Will other smartphone manufacturers begin implementing this technology?

Samsung’s Galaxy Note 7 is not a first of its kind. Fujitsu launched the Arrows NX F-04G smartphone with an iris recognition system in Japan in 2015, and Microsoft’s Lumia 950 XL followed later that year. Both feature built-in iris scanning for user authentication.

It is also predicted that Apple will roll out iPhones with iris sensors in 2018. We should expect iris recognition to truly take off once both Apple and Samsung, the two leading global smartphone manufacturers, have added NIR sensors to their devices.

When can I expect iris scanning on my flip phone?

For non-smartphones, iris recognition isn’t likely to come any time soon. NIR sensors require intensive processors that are not suitable for such devices.

Why has iris scanning in mobile devices not been adopted until now?

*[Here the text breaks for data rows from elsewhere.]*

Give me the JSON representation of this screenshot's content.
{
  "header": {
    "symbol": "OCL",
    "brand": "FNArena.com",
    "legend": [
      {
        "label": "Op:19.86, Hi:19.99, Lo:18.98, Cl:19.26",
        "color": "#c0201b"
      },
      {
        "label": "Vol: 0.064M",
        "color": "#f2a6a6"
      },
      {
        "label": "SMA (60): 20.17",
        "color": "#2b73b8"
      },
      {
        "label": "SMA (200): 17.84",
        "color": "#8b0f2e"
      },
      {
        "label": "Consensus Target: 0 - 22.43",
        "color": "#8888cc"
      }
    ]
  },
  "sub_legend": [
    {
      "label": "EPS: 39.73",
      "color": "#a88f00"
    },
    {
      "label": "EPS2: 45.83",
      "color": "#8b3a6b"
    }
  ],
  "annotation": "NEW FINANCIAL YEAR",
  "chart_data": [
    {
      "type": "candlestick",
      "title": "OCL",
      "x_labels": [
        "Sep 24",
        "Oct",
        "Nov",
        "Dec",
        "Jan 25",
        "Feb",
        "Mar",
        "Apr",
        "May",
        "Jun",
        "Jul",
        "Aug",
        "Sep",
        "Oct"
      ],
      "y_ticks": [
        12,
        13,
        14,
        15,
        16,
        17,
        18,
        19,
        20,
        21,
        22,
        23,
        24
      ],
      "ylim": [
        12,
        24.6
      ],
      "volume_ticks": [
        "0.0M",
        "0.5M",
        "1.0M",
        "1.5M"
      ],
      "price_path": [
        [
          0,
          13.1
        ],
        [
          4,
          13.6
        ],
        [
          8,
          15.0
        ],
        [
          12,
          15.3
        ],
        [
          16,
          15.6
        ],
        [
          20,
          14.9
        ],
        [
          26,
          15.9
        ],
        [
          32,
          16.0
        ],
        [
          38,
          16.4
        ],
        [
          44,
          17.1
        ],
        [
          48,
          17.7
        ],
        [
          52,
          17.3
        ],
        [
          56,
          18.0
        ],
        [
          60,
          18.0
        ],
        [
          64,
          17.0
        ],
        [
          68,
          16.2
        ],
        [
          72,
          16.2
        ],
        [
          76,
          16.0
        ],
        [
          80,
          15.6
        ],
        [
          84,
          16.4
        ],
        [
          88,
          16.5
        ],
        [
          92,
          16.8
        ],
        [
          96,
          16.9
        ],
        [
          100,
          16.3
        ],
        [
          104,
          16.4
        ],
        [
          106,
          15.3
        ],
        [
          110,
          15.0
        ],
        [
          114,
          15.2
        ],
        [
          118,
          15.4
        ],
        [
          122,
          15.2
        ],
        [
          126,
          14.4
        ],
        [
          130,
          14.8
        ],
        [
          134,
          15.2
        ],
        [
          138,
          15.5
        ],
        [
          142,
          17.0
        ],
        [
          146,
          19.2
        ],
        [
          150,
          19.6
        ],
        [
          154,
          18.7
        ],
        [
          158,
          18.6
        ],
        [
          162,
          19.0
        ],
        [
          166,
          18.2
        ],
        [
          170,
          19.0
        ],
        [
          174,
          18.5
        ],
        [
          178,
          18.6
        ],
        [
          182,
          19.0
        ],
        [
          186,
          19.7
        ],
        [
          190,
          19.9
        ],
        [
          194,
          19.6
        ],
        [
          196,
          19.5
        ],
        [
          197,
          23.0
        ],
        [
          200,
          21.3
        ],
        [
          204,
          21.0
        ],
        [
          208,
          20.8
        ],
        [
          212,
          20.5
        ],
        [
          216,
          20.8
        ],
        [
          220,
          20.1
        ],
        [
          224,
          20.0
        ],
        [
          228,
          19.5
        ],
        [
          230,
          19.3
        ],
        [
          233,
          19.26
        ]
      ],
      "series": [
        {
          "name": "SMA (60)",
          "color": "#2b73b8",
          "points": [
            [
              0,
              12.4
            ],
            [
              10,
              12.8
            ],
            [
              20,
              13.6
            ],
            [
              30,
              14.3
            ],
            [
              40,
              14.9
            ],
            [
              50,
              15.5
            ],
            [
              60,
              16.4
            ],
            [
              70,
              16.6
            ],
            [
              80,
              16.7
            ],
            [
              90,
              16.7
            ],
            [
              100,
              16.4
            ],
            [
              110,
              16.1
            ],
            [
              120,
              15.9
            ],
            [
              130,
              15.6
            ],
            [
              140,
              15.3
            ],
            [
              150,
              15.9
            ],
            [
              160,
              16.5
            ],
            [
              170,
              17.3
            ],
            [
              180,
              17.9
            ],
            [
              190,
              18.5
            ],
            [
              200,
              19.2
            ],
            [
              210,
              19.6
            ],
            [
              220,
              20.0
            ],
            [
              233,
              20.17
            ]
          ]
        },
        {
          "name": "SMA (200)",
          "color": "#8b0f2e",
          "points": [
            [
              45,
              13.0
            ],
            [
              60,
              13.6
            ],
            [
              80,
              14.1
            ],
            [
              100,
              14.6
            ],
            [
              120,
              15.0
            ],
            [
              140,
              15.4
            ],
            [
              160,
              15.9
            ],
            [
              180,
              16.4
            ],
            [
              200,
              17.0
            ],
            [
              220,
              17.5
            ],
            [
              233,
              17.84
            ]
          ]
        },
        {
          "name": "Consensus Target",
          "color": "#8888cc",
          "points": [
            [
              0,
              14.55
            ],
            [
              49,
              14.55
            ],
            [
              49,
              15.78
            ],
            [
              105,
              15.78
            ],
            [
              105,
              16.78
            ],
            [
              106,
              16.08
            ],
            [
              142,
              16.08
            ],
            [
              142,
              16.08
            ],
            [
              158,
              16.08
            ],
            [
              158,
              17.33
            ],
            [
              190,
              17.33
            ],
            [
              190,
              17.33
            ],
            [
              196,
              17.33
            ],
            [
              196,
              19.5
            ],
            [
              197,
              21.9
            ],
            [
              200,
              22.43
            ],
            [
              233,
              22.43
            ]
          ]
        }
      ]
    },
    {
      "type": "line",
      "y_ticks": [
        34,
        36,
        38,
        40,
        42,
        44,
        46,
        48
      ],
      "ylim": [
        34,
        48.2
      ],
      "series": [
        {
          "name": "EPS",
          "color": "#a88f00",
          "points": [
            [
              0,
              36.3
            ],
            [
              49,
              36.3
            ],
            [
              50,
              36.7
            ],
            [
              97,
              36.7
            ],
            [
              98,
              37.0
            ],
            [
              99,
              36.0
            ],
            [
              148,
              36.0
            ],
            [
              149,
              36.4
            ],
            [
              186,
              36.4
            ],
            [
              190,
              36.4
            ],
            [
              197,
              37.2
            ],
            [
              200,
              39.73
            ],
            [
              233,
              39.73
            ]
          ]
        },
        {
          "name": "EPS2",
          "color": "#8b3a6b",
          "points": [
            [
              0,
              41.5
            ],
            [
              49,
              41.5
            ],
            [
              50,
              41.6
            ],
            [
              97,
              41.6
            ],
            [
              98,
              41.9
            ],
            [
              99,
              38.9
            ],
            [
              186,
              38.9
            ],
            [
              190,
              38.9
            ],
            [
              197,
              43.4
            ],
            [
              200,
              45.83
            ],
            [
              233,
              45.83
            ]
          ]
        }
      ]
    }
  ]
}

It’s because of that special NIR sensor that manufacturers have to add. Due to size and price limitation, adding this sensor to smartphones required time for the sensor manufacturers to build more suitable ones for handheld hardware.

Another reason is consumer demand. Apple’s Touch ID made biometric authentication far more mainstream in the production of new smartphones. Mobile manufacturers needed people to start asking for different authentication systems, beyond Touch ID.

Should I be worried about any health issues associated with iris scanning?

No. The NIR light spectrum isn’t seen by the eyes, and doesn’t have any known side effects.